Ik slaap elf uur en word doodmoe wakker. In een droom die maar niet ophield, huilde ik urenlang om iemand die doodging die ik nauwelijks heb gekend. Ook was ik al mijn spullen verloren in die nacht en bleef ik er tevergeefs naar zoeken. Het eerste uur van de ochtend bestaat uit opluchting: Dat mijn lievelingskleren niet echt weg zijn, dat mijn telefoon er nog is, en uit verbazing om al dat nachtelijk verdriet vanwege een vage kennis.

Mijn dochter is opgestaan, in mijn bed gekropen en heeft de televisie aangezet. Ze kijkt een serie over een familie met super- krachten.

Ik ga naar de keuken, maak ontbijt, zet mijn computer aan. Ik open een oud Outlookprogramma dat ik eigenlijk niet meer gebruik, maar omdat ik vind dat ik eens het een en ander moet weggooien. 

Dan zegt mijn computer dat er iets mis is met mijn Main Identity, of ik hem opnieuw wil opbouwen? Natuurlijk wil ik dat, en daar gaat-ie. In verschillende stappen wordt mijn identiteit weer opgebouwd. 

Ik eet mijn brood, drink koffie, lees in de krant dat het ‘best goed’ gaat met Nederland, en zie vanuit mijn ooghoek op mijn beeldscherm staan: ‘Stap 4 van 5: Gevoelens herstellen’, ik kijk nog eens goed, nee, er staat: ‘Gegevens herstellen’. Uiteindelijk lukt het mijn computer niet om die gegevens te herstellen, dus sluit ik het programma dat ik toch niet gebruik maar weer af. Het weggooien van dingen op je computer blijft iets vreemds, een virtueel opruimen.

Ik vraag me af wat de functie van al mijn gedroom is. Gevoelens herstellen? Het opnieuw opbouwen van mijn Main Identity? Of juist het afbreken?

Ik loop even langs mijn dochter, aai haar over haar hoofd, en zie een pratend konijn op televisie. Ik ken dat konijn, het is een vervloekte superschurk die in de gedaante van een konijn geen kwaad meer kan aanrichten.

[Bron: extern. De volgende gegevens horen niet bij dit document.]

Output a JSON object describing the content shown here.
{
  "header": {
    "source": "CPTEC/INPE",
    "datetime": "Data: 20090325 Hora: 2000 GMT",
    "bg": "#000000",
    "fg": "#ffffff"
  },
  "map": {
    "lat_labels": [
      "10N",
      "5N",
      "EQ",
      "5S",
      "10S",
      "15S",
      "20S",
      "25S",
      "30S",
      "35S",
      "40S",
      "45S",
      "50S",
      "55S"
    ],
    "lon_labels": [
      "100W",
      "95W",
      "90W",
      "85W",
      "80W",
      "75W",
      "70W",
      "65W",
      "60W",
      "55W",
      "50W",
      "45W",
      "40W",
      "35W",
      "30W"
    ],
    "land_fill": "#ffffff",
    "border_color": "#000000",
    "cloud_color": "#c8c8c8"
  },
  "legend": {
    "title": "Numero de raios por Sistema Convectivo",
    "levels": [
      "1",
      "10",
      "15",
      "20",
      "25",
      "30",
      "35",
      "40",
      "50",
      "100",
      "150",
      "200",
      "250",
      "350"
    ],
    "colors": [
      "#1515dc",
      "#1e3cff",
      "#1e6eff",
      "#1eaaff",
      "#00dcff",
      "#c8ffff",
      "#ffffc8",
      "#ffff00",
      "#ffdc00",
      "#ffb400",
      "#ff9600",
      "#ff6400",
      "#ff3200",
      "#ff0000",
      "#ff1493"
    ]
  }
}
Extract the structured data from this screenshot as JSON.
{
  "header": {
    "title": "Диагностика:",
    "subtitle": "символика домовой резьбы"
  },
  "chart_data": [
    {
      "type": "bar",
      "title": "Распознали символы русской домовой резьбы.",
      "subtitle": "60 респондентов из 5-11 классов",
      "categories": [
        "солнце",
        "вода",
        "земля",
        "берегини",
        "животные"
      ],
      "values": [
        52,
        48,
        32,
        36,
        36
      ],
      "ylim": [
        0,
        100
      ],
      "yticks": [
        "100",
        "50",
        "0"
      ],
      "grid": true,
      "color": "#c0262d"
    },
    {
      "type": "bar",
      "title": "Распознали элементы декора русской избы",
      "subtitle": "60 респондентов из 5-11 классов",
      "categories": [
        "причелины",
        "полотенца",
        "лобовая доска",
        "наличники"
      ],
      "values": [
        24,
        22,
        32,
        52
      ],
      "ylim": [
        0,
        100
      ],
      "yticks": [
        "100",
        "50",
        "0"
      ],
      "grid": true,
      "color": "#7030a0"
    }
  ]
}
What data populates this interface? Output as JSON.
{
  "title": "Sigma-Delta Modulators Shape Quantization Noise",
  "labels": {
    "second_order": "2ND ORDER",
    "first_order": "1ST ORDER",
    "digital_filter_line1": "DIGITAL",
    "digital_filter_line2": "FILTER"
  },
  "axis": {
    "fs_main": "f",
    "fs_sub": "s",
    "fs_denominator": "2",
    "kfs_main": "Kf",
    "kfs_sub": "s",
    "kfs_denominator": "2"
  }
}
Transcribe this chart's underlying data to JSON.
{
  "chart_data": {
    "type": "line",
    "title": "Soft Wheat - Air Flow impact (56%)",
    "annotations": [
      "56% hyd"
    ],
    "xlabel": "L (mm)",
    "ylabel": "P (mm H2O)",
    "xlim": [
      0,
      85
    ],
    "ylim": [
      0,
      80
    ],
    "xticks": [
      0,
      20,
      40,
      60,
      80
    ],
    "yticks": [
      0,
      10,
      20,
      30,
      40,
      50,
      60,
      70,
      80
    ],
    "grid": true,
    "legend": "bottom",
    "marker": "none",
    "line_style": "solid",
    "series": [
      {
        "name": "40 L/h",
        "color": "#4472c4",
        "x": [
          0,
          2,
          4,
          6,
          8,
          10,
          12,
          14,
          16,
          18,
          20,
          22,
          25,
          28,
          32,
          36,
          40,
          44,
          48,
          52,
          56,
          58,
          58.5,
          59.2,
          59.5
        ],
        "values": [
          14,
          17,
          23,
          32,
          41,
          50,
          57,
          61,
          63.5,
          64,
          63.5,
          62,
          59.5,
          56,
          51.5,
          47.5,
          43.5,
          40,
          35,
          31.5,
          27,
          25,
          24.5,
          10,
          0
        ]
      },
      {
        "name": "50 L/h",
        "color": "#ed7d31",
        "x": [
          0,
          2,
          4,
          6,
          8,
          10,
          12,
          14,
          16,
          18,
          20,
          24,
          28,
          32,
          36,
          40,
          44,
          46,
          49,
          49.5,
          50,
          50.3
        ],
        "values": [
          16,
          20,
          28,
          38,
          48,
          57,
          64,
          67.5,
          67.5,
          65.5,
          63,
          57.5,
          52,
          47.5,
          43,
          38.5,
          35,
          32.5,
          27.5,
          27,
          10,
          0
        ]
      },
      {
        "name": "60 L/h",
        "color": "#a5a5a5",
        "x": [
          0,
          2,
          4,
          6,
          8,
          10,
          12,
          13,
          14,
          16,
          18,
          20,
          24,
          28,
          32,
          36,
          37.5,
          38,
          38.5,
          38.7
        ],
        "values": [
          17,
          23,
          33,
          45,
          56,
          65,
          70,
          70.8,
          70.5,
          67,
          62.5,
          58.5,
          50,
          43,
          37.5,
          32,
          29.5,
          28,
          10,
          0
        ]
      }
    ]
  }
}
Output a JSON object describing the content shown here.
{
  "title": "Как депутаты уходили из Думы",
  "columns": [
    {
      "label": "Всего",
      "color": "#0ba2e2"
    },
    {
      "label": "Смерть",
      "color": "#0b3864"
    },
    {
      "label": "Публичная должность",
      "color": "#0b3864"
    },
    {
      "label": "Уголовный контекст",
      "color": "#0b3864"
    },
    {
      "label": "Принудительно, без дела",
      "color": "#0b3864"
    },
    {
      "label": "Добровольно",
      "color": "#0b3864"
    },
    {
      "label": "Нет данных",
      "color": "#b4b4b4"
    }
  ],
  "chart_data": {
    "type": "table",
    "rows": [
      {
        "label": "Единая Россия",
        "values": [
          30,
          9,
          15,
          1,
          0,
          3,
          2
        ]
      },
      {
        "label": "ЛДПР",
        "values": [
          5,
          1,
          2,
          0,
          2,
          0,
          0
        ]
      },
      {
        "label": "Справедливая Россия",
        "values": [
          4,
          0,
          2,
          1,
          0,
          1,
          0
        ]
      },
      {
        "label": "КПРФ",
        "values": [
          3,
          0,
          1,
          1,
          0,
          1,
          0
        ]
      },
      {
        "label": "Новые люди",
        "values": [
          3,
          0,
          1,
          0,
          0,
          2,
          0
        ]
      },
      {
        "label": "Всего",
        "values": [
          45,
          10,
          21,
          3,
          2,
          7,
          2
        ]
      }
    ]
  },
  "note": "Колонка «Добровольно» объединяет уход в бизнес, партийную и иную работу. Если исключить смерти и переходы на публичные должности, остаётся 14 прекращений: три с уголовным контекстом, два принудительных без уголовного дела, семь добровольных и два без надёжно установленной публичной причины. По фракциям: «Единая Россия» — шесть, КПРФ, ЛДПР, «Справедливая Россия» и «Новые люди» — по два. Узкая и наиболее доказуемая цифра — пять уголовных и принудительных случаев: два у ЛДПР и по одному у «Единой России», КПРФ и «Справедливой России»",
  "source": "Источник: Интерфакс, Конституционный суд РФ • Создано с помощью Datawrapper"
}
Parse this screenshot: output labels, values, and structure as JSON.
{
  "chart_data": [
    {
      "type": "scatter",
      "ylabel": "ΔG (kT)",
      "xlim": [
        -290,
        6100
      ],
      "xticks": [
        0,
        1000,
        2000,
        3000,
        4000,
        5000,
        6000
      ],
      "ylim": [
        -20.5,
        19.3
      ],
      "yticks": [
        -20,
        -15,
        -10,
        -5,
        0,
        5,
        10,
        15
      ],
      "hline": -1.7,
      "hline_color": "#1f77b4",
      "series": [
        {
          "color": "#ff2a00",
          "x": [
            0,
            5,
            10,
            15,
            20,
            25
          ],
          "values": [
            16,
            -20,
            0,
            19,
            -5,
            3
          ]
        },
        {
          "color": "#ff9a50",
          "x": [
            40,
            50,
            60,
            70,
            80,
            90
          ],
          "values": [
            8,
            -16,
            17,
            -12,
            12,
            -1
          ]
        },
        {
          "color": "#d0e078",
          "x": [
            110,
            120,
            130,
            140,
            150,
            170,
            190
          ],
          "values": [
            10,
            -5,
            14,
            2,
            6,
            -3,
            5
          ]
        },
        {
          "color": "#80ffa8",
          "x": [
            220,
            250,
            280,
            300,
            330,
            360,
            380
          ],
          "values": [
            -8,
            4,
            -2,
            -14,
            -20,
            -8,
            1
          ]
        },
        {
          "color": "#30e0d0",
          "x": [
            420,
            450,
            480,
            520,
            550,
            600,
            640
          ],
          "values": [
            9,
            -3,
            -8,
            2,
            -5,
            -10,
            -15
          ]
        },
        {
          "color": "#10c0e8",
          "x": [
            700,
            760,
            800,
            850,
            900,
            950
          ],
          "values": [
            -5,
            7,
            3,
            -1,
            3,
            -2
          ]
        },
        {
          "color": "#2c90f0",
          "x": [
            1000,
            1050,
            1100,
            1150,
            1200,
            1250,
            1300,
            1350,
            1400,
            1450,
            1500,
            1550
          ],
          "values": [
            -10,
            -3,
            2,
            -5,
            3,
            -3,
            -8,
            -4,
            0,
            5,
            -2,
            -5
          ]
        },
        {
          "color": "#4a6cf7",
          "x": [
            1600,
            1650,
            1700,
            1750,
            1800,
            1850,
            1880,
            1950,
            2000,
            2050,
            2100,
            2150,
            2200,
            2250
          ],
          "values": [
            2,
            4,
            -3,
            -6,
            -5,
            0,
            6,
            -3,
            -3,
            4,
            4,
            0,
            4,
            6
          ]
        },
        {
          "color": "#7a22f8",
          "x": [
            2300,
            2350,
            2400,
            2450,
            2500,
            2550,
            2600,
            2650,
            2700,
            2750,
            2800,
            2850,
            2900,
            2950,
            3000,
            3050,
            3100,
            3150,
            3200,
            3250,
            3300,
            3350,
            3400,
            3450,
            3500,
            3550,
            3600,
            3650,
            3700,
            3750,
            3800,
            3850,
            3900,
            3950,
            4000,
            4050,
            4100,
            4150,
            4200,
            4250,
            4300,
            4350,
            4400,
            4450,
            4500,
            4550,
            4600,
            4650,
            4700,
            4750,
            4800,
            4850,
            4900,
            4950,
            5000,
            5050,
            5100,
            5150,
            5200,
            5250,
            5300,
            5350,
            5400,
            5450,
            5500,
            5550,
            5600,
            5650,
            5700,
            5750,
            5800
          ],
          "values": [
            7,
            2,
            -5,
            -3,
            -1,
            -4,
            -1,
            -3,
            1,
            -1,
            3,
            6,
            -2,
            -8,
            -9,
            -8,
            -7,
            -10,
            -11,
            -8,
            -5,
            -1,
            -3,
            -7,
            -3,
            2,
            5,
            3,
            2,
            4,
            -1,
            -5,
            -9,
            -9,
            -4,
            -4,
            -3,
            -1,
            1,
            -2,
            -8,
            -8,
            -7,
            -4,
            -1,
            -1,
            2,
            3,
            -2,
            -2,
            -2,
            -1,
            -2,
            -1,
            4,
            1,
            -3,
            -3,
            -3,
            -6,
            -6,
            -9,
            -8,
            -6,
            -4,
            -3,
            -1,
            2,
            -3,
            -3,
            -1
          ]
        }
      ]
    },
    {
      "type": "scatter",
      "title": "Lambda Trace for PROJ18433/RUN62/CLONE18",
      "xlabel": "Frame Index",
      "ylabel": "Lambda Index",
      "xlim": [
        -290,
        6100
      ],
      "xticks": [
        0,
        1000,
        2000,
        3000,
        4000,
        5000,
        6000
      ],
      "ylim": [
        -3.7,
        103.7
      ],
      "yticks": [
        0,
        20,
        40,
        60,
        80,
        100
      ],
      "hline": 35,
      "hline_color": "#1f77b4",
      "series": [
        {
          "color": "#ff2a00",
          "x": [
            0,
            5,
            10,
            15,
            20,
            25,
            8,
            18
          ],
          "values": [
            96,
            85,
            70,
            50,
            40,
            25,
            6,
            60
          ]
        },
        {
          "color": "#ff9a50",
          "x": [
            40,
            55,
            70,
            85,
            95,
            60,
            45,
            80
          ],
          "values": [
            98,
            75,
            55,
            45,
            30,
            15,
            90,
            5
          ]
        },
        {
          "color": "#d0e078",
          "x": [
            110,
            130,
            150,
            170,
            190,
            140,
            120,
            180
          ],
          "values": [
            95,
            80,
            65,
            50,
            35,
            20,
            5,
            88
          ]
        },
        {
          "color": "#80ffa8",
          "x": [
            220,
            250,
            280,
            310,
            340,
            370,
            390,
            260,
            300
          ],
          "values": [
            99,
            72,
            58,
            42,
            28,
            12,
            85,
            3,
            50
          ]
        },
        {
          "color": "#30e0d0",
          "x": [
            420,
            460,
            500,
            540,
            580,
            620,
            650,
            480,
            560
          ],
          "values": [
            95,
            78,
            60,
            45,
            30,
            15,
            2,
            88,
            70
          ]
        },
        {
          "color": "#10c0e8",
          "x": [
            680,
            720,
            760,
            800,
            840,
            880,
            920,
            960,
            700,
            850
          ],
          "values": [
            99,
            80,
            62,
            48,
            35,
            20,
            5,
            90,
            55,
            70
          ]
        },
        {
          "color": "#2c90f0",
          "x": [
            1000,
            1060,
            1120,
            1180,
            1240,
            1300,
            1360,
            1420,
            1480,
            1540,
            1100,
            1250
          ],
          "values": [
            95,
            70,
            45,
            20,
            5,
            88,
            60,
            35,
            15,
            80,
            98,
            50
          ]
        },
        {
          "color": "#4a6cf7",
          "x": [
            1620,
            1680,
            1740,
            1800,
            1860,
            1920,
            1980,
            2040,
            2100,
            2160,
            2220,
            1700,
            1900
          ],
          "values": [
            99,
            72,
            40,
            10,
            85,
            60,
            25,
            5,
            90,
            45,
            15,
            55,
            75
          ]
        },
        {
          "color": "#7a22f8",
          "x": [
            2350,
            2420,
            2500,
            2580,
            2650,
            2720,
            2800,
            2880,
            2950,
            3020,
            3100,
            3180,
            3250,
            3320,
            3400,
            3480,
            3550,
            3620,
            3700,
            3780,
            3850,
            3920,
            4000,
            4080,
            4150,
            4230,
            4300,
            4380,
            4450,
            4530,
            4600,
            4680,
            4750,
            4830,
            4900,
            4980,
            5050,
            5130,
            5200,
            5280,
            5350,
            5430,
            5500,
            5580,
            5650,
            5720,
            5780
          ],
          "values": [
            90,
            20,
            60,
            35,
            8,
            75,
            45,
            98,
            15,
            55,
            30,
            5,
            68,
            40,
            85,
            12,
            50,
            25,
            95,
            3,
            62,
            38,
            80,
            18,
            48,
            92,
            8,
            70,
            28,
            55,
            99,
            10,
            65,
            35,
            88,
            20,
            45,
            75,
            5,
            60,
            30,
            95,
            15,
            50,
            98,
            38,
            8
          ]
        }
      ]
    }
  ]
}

De dromen, de televisie, de computer, zelfs de krant… Het leven in huis begint behoorlijk virtueel te worden. Die aai over mijn dochters hoofd was echt, ze keek ook even naar me op en glimlachte. Dus we zijn er nog. We zijn niet in onze dromen en onze schermen verdwenen. Een aai van je moeder levert nog steeds meer reactie op dan een pratend konijn.

Ik zet de computer uit, schuifel wat door het huis, raap her en der wat op, nog steeds daas van alle dromen. Heel langzaam loop ik de realiteit in. 

In plaats van zaken op mijn computer te herstellen, pak ik het naaigerei en een kapotte handschoen van mijn dochter. Mijn Main Identity kan niet worden hersteld, maar de handschoen kan ik maken.